Impact of Overdried Preparation and Thermocycling on the Fracture of CAD–CAM Hybrid Ceramic Occlusal Veneer Restorations

Paul D Edgerley, Antheunis Versluis, Daranee Tantbirojn, David R Cagna

Keywords : Fracture, Laboratory research, Occlusal veneers, Self-adhesive resin cement, Strength, Thermocycling

Citation Information : Edgerley PD, Versluis A, Tantbirojn D, Cagna DR. Impact of Overdried Preparation and Thermocycling on the Fracture of CAD–CAM Hybrid Ceramic Occlusal Veneer Restorations. Int J Prosthodont Restor Dent 2019; 9 (2):38-42.

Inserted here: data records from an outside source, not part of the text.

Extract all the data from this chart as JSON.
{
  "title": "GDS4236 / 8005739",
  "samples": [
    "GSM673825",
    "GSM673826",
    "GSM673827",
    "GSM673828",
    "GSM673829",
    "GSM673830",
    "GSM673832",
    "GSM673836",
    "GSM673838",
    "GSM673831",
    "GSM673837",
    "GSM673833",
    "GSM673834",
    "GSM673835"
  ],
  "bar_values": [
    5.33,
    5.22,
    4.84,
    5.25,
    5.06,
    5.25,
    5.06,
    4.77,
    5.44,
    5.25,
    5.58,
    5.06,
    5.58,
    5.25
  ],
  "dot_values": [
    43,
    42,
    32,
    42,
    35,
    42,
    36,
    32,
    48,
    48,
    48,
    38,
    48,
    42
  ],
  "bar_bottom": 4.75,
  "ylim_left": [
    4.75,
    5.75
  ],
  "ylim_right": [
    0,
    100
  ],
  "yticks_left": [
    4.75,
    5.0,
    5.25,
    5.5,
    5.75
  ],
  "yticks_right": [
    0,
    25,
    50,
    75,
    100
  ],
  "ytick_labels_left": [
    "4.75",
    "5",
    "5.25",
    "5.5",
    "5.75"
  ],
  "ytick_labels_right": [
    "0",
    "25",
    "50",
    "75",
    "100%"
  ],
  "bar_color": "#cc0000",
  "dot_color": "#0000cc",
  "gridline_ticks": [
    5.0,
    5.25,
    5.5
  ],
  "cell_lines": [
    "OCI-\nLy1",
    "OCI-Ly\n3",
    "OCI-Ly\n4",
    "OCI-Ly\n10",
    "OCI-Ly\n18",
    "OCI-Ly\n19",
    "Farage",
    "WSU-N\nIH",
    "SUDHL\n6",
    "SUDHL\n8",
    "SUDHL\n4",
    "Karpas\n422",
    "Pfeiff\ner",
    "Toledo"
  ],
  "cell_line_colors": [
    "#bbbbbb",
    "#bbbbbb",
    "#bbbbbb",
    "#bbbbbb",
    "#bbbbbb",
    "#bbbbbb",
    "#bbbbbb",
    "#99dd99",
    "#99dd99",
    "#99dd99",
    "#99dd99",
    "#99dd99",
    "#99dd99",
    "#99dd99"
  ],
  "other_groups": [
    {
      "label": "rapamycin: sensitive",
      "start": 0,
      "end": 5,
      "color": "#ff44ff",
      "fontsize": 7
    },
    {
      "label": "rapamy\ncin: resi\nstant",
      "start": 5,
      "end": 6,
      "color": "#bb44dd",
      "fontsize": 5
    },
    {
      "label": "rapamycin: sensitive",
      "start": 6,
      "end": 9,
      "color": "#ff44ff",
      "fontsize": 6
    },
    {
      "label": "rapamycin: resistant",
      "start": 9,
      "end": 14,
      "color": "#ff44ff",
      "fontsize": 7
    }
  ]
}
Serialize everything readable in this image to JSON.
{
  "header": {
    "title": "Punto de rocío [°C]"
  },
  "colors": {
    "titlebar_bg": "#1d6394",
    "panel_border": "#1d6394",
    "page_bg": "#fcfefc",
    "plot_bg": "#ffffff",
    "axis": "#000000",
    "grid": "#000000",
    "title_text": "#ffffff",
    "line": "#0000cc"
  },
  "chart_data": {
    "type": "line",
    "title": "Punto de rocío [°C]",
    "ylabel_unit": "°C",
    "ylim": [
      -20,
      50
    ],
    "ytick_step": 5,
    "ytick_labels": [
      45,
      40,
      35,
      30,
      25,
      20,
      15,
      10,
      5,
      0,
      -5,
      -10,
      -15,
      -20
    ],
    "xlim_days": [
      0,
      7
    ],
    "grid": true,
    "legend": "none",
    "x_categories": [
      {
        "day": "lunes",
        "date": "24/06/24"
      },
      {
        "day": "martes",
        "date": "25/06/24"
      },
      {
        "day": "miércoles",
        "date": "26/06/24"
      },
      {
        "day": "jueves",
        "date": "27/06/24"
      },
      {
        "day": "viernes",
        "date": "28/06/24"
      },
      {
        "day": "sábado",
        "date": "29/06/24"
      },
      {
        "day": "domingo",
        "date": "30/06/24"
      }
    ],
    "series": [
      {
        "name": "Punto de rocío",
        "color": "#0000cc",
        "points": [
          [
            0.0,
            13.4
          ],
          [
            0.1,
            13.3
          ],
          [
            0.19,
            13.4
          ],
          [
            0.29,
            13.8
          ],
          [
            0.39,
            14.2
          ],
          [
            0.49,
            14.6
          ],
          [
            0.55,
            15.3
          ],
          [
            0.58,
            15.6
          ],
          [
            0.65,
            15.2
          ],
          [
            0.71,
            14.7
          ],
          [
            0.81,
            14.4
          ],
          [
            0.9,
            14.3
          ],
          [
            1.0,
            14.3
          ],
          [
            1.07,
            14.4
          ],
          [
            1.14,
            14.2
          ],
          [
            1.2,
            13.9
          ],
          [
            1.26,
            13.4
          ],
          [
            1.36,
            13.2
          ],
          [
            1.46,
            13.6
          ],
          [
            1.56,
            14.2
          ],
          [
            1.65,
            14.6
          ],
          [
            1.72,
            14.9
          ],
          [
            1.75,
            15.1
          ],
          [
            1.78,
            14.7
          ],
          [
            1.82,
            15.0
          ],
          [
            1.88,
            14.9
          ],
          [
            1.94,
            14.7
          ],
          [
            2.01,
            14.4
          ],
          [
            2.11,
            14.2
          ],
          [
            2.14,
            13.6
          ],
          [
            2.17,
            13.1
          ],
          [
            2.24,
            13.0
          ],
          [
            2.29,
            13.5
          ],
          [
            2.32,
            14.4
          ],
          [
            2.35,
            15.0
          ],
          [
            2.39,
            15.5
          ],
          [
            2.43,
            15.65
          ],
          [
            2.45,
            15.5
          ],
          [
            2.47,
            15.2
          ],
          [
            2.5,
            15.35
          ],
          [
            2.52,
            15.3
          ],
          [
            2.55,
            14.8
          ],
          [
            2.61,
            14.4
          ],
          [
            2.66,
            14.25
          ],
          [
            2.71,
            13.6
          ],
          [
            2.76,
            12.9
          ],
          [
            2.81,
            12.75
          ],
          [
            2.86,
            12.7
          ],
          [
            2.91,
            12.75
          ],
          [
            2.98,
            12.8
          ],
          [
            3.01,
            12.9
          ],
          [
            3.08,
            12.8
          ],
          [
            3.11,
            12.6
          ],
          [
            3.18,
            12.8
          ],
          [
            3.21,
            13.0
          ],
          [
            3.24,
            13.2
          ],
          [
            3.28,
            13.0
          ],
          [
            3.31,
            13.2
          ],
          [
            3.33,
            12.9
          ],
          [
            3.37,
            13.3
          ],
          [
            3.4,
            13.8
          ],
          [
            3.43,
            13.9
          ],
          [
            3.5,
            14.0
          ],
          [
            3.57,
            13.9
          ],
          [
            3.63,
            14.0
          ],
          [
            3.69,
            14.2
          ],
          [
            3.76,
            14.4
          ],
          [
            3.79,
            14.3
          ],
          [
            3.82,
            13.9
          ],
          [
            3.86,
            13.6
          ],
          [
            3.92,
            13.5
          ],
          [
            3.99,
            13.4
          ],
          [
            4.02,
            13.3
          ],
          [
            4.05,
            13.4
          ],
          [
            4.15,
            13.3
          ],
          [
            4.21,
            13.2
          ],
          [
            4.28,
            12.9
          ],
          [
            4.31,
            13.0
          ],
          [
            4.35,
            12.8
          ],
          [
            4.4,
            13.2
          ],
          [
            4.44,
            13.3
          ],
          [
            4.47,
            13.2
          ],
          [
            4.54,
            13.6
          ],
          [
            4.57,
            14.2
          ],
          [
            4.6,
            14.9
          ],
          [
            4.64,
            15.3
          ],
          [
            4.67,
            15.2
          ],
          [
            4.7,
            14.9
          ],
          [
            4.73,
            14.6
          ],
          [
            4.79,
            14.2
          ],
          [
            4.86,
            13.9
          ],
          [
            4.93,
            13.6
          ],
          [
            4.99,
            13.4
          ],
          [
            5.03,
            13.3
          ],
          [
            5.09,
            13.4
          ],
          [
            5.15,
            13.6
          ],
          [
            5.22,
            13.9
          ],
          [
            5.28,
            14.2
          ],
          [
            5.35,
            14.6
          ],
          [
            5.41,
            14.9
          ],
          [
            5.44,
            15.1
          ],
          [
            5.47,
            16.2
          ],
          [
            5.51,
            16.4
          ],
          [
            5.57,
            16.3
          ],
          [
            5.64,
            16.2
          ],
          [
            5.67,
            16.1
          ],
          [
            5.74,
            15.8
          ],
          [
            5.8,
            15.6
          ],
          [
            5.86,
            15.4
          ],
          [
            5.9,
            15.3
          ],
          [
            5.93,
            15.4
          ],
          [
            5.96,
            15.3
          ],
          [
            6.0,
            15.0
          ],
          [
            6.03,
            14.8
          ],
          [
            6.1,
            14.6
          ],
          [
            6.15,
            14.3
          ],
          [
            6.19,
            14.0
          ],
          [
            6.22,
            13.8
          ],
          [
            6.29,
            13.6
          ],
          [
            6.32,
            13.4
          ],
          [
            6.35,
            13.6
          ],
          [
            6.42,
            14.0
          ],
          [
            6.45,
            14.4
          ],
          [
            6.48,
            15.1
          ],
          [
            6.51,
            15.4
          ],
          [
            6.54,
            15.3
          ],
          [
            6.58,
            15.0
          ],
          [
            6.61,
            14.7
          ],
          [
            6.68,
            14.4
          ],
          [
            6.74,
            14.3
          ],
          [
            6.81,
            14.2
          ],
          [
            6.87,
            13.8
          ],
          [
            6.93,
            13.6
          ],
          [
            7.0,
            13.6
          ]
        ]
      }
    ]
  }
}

DOI: 10.5005/jp-journals-10019-1231

License: CC BY-NC 4.0

Published Online: 01-06-2019

Copyright Statement:  Copyright © 2019; Jaypee Brothers Medical Publishers (P) Ltd.


Abstract

Aim: To study the impact of overdried preparations prior to cementation with a self-adhesive resin cement and thermocycling on the fracture of hybrid ceramic occlusal veneer restorations. Materials and methods: Sixty extracted maxillary molars were mounted and sectioned to remove the coronal structure 4 mm above the cementoenamel junction, leaving a flat area of exposed dentin and peripheral enamel. Ultrathin occlusal veneers with 0.3 mm central fossa thickness were milled from CAD–CAM hybrid ceramic (Vita Enamic). Teeth were randomly divided into three groups. After a selective enamel etching with phosphoric acid, groups I and II were blot-dried using cotton pellets; group III was desiccated with pressurized air for 15 seconds prior to cementation with a self-adhesive resin cement (Rely-X Unicem). Groups II and III were thermocycled between 5/55°C for 5000 cycles. The restored teeth were loaded axially until fracture. Fracture patterns were classified as fracture in the veneers only or fracture involving the tooth structure. Results: The fracture strengths (mean ± standard deviation) were 1672 ± 585, 1789 ± 722, and 1586 ± 711 N for groups I (control), II (thermocycled), and III (overdried and thermocycled), respectively. No statistically significant differences were indicated (one-way ANOVA, p = 0.6426). Fracture patterns were significantly different (the Kruskal–Wallis rank sum test for multiple independent samples, p = 0.01315, followed by the Dunn post hoc test), where group III had more fractures in the veneer only than groups I and II. Conclusion: Thermocycling of samples and overdrying of preparations did not show a significant difference in failure strength. However, fracture patterns indicated more veneer-only fractures under desiccated conditions, suggesting compromised restoration bonding.